Ahora pienso, que barato era divertirse entones, sólo la gente con pisto tenía TV y radio, a los pobres pues sólo a apiñarnos en los balcones de alguien que tuviera TV y poder ver los cómicos. Así pues que, para ver el baile, nos apiñamos en el balcón.
La música a todo dar, boleros, valses, chachachá, merengue, tango, de todo, como sólo en El Salvador de antes de la guerra podía ser. Alegres, despreocupados, felices, viendo pasar aquellas guapas muchachonas con sus lindos y coloridos trajes típicos y los muchachos con sus cotones de manta blanquitos, algunos con botas otros con caites, la regla del baile era: traje típico obligatorio.

Me gustaba el traje de “ india” de la nia Lipita, falda de vuelos material de piel de seda color azul de película y camisa amarilla chiltota, con un chal morado, todo de piel de seda brillantísimo y una serie de collares de semillas de lágrimas de San Pedro, así como unos aretones enormes que le colgaban de las orejas. El cabello lo tenía en trenzas enrolladas al rededor de la cabeza con puros listones de variados y vistosos colores. Me fije que llevaba zapatos de tacón alto, pero no... eran botas, y al reír la nia Lipita enseñaba sus dos camanances que la hacían verse mucho más bonita.
Bailaba y revoloteaba muy contenta con diferentes muchachos quienes con sus cotones de indios y sus cebaderas colgadas al hombro también se veían guapos.
De pronto vi que un hombre bien altote y moreno se le acercó, la tomó del brazo y se la quitó al muchacho con quien ella estaba bailando, y acto seguido se puso a bailar con ella bien apretadito y de cachetillo.
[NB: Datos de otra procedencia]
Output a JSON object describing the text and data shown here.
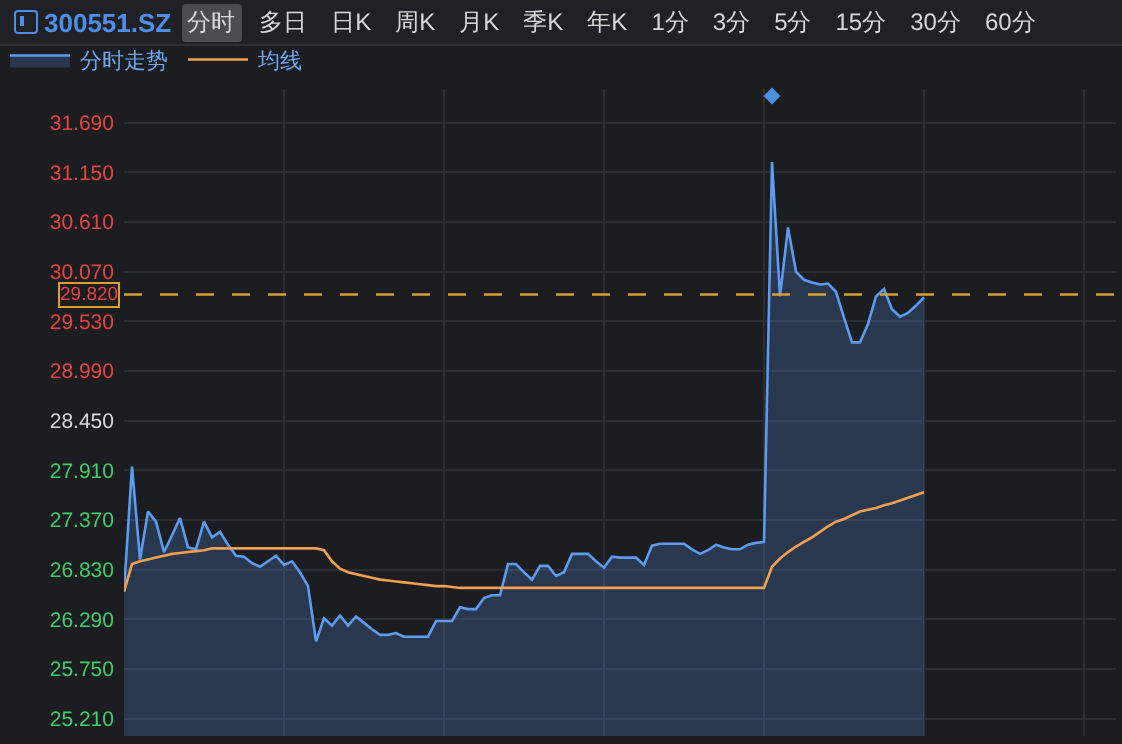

Era bien guapo y bailaba muy bonito hasta los sones típicos los bailaba muy bien.
La gente del balcón también se fijó en el arrebate y decían:
“ Miren, el indio cómo fue a jalar a la india”.
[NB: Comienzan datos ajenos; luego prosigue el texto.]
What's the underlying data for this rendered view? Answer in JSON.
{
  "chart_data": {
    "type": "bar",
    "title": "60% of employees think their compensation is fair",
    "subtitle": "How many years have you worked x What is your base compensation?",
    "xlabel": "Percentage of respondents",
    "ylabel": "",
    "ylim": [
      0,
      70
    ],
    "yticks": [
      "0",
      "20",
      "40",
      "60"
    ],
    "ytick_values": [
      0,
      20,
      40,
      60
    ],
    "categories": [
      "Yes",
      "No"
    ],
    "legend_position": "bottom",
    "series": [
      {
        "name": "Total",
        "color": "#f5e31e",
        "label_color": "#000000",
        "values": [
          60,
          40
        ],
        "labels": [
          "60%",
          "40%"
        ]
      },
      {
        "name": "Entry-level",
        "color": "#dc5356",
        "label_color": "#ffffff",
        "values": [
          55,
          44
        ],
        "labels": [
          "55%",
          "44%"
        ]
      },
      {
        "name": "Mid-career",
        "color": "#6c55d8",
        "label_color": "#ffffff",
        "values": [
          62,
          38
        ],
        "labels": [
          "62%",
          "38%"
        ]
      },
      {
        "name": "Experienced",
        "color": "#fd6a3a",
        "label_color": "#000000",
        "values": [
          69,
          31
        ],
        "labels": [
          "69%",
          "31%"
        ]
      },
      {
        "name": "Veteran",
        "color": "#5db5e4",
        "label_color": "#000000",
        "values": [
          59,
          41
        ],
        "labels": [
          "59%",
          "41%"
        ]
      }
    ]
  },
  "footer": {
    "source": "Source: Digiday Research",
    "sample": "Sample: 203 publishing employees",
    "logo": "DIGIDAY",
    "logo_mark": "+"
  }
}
“Seguro que se tienen algo”; dijo una segunda vieja;
“no, lo que pasa es que estos bailes así son” terció otra persona.
Cuando se fueron acercando hacia el lado del balcón donde yo estaba tomando las dos barras del balcón una en cada manita, había aplastado mi cara para ver mejor y voy viendo que el guapo que hoy bailaba con la nia Lipita, en la espalda llevaba amarrada una iguana. Esto era para hacer más típico y original su disfraz. Algunos de los “indios” también llevaban la iguana así como la llevaba el “ indio” de la nia Lipita, o sea a la espalda, pero la del “indio” que bailaba con la nia Lipita era grande, y con enormes parches azulejados.
Bailando,bailando, se acercaron por el lado del balcón y me fije bien, la animala tenía las manos amarradas por detrás y las patas también bien amarradas, y descansaba con toda la barrigota en la espalda del joven guapo, oía yo que la gente decía:
“...mire el patiquín que bien baila, y como lleva de tiesa la animala, ojalá no se le vaya a ir de un lado y se le levante”.
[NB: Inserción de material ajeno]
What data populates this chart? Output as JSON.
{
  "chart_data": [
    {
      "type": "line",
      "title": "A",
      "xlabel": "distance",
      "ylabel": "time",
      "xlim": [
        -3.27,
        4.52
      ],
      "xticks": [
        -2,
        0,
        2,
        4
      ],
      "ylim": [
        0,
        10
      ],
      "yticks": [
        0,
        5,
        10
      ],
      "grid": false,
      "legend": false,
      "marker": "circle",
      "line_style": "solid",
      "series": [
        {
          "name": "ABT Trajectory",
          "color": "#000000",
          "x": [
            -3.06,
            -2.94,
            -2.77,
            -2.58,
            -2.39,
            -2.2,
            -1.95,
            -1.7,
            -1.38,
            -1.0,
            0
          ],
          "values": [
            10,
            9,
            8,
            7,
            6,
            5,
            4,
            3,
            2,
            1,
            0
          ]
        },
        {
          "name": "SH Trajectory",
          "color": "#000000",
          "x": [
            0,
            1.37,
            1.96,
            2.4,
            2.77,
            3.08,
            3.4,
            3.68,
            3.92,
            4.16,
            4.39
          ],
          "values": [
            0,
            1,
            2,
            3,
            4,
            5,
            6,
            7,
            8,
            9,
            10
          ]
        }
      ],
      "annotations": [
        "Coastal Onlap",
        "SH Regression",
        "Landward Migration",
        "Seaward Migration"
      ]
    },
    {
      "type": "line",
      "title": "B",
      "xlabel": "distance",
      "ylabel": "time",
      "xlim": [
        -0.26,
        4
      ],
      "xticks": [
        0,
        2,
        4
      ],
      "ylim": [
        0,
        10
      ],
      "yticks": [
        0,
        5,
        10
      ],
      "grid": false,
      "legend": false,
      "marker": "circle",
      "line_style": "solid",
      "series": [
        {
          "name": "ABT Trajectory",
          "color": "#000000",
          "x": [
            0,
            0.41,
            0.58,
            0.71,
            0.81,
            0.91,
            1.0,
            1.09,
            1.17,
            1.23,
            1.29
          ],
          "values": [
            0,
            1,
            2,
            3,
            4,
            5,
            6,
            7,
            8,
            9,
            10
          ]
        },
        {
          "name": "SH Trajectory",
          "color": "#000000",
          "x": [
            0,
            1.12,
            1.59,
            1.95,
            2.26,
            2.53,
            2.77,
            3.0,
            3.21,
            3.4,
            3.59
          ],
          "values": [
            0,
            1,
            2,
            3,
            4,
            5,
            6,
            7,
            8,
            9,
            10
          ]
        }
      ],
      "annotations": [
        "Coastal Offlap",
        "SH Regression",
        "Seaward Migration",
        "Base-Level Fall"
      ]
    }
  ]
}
Más curiosidad me daba y mas fijo los miraba cada vez que pasaban bailando por el balcón donde me apiñaba la cara contra las rejas. Le miraba yo los ojos a la iguana, semi-cerrados, con los parpadotes así, pesados, miraba de reojo y los volvía a cerrar, y pelaba lo que a mí me pareció eran dientes.
-¡Que gusto el de ese!... que bárbaro... ¿y si lo muerde?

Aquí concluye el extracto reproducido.